Beller hat bereits zahlreiche Auszeichnungen erhalten. In diesem Jahr wird er zudem noch mit der Karl Ziegler-Giulio Natta-Vorlesung ausgezeichnet, die er im November in Italien halten wird. Er ist in zahlreichen wissenschaftlichen Organisationen, Beratergremien und Herausgebergremien wissenschaftlicher Zeitschriften ehrenamtlich aktiv und Mitglied der Akademie der Wissenschaften in Hamburg und der Deutschen Akademie der Naturwissenschaften Leopoldina. Er kann über 420 Publikationen und über 90 Patentanmeldungen vorweisen.
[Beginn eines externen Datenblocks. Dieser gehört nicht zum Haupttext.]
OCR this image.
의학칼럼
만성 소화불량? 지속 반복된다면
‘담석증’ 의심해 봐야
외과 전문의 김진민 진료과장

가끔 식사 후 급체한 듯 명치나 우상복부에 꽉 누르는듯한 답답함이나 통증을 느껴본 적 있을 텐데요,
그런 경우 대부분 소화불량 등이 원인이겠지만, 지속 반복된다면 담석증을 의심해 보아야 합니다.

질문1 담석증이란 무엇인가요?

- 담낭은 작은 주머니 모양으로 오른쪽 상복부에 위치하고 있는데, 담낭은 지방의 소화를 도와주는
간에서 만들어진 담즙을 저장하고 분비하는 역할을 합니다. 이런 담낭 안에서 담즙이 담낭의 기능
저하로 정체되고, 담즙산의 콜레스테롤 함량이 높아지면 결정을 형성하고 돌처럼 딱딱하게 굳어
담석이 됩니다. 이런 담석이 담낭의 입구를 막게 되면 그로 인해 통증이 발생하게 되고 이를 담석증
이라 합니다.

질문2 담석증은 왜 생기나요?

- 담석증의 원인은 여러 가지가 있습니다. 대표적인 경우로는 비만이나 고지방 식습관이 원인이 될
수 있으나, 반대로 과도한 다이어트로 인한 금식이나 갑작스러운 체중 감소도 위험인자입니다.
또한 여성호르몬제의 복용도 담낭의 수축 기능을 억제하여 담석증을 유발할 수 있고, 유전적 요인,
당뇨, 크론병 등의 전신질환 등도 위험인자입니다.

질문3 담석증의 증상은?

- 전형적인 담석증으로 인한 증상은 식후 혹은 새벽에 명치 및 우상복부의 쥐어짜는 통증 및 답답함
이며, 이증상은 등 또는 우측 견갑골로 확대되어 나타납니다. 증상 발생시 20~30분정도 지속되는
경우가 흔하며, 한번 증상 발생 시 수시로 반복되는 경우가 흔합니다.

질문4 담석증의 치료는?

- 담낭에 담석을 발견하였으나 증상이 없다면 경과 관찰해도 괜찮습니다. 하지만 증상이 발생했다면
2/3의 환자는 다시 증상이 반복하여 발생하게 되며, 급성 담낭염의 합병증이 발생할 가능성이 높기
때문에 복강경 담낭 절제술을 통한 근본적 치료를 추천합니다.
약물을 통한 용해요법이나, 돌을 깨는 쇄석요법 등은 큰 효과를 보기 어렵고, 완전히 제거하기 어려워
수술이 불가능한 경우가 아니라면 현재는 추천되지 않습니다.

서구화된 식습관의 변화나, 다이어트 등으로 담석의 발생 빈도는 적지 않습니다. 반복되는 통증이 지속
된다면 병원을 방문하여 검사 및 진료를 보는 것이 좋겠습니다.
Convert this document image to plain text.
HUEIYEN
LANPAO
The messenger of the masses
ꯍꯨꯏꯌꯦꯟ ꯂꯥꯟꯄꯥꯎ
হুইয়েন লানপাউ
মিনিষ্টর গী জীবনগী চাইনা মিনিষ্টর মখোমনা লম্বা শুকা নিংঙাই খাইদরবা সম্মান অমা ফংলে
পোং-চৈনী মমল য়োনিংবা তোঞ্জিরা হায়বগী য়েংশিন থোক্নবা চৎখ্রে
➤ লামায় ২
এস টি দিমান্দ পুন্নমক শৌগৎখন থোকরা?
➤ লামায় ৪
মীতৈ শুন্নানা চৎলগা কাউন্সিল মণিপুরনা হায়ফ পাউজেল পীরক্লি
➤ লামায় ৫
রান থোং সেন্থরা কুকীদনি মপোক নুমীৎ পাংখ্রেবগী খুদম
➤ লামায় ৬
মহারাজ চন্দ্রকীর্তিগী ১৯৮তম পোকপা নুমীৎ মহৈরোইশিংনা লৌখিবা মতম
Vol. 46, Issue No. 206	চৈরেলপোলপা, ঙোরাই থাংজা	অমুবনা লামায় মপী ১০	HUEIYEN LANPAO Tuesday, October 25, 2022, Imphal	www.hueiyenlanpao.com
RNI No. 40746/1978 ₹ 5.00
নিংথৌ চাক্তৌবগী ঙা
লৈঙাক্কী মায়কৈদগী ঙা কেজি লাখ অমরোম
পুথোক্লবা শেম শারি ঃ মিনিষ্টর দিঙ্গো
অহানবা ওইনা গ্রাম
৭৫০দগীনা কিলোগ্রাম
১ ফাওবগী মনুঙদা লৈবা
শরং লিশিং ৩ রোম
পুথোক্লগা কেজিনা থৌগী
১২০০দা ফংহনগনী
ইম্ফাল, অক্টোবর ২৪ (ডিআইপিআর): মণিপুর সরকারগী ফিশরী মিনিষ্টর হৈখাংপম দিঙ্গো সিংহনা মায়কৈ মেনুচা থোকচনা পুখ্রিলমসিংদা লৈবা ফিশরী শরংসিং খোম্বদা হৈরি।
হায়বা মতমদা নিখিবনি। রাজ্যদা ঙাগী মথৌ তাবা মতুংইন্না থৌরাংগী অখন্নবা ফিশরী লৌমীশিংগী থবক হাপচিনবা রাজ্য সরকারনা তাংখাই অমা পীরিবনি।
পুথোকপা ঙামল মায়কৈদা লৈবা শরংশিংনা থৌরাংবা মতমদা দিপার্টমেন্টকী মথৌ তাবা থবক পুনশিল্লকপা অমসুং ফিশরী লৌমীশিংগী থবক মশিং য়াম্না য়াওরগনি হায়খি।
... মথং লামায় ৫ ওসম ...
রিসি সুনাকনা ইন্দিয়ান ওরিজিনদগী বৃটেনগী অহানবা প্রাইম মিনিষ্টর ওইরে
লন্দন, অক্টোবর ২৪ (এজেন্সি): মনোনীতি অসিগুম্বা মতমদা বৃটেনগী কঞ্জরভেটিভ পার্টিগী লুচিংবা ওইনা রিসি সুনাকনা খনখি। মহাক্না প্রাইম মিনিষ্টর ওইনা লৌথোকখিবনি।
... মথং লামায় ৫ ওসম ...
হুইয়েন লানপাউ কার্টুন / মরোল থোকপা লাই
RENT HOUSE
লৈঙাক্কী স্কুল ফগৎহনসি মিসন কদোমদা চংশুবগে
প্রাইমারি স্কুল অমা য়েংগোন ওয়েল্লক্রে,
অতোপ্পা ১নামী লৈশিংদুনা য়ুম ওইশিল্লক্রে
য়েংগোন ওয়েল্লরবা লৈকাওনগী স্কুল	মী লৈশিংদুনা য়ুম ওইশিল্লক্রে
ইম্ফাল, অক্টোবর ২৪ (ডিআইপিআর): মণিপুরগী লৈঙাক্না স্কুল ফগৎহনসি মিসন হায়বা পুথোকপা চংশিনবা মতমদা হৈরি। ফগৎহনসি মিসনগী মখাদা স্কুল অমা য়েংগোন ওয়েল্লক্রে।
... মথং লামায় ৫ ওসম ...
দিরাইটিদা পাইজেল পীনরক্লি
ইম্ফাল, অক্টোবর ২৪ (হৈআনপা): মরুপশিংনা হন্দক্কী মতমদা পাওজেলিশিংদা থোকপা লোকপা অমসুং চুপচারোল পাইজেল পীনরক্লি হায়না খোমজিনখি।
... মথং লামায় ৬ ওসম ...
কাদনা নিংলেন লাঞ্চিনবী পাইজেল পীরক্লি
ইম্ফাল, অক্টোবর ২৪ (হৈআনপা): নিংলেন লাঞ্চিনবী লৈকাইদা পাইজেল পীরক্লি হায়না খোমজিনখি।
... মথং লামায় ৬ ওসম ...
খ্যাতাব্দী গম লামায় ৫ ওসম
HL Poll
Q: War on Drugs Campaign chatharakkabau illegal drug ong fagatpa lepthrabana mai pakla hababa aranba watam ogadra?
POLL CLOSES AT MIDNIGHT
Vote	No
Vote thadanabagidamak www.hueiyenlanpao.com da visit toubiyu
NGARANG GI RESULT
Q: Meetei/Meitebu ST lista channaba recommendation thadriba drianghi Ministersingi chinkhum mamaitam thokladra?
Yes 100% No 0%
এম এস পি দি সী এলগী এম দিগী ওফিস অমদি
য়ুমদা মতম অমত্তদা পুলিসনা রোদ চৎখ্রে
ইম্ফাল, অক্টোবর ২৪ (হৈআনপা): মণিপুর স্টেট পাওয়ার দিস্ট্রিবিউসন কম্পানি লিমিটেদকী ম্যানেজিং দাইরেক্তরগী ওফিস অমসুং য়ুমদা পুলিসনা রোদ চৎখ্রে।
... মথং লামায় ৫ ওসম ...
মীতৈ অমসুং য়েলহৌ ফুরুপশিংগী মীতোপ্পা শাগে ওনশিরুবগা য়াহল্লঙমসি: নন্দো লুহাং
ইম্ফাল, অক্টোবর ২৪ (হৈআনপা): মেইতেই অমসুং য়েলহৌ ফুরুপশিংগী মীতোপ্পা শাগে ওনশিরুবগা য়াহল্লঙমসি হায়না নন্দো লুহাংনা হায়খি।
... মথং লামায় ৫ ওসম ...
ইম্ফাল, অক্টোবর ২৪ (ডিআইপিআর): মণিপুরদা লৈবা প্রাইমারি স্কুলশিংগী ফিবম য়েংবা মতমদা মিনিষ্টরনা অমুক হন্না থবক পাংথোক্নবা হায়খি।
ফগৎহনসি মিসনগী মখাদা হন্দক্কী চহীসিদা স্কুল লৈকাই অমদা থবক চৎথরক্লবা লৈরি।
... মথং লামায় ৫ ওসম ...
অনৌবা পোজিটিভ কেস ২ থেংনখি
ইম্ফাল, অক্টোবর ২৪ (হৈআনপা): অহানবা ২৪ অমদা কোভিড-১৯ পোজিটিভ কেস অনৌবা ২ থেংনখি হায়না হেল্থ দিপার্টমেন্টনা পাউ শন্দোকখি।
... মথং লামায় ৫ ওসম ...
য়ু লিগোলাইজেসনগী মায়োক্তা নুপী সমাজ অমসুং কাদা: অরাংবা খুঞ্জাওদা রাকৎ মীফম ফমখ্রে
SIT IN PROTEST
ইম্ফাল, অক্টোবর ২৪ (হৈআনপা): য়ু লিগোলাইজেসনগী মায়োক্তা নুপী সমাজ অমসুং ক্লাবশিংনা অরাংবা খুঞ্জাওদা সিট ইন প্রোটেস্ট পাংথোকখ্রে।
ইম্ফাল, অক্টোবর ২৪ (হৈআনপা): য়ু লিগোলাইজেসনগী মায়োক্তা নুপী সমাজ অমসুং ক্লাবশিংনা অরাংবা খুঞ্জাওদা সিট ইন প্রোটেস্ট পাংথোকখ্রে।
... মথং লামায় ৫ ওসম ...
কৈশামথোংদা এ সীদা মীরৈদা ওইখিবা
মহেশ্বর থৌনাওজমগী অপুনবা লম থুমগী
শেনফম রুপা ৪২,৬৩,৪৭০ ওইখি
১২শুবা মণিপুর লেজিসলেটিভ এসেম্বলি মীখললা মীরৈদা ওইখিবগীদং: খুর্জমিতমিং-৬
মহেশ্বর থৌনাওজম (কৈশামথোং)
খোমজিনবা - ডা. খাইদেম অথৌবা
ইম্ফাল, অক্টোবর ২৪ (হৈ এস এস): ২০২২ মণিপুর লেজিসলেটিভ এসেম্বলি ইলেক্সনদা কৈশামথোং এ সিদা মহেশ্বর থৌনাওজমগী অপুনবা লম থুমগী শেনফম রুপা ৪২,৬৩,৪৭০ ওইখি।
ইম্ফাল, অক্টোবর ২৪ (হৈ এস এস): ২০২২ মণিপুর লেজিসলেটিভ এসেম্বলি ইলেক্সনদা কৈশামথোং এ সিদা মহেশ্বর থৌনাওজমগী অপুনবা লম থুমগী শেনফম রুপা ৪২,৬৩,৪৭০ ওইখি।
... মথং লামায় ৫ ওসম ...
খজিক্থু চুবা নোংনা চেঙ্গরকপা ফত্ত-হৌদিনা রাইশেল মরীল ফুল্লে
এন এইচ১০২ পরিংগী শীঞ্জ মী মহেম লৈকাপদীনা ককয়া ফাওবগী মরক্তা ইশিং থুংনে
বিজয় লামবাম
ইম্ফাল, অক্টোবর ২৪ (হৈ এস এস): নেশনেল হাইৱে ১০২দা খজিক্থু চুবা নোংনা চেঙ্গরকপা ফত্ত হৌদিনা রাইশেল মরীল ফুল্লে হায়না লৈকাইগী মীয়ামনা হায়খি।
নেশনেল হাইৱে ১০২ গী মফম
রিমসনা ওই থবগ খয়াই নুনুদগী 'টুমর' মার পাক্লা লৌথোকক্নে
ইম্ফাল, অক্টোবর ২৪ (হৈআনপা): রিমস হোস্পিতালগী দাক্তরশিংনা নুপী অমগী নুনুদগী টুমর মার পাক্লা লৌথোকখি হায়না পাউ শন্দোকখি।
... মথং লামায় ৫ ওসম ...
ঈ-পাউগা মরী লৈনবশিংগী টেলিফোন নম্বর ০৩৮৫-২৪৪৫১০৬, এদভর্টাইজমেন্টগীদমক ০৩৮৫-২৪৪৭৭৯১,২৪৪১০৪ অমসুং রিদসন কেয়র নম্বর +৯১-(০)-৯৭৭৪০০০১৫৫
Um die Nachhaltige Chemie stärker zu profilieren und auf diesem Gebiet Innovationen anzuregen und den Wettbewerb zu beleben, hat die European Association of Chemical and Molecular Sciences (EuCheMS) den European Sustainable Chemistry Award aus der Taufe gehoben. Die erstmalige Verleihung wurde dank Förderung durch die European Environment Agency, durch SusChem (European Platform for Sustainable Chemistry), durch CEFIC, dem europäischen Verband der Chemischen Industrie, und durch Unternehmen der chemischen Industrie möglich. Schirmherren sind die Chemie-Nobelpreisträger Professor Dr. Gerhard Ertl und Professor Dr. Jean-Marie Lehn.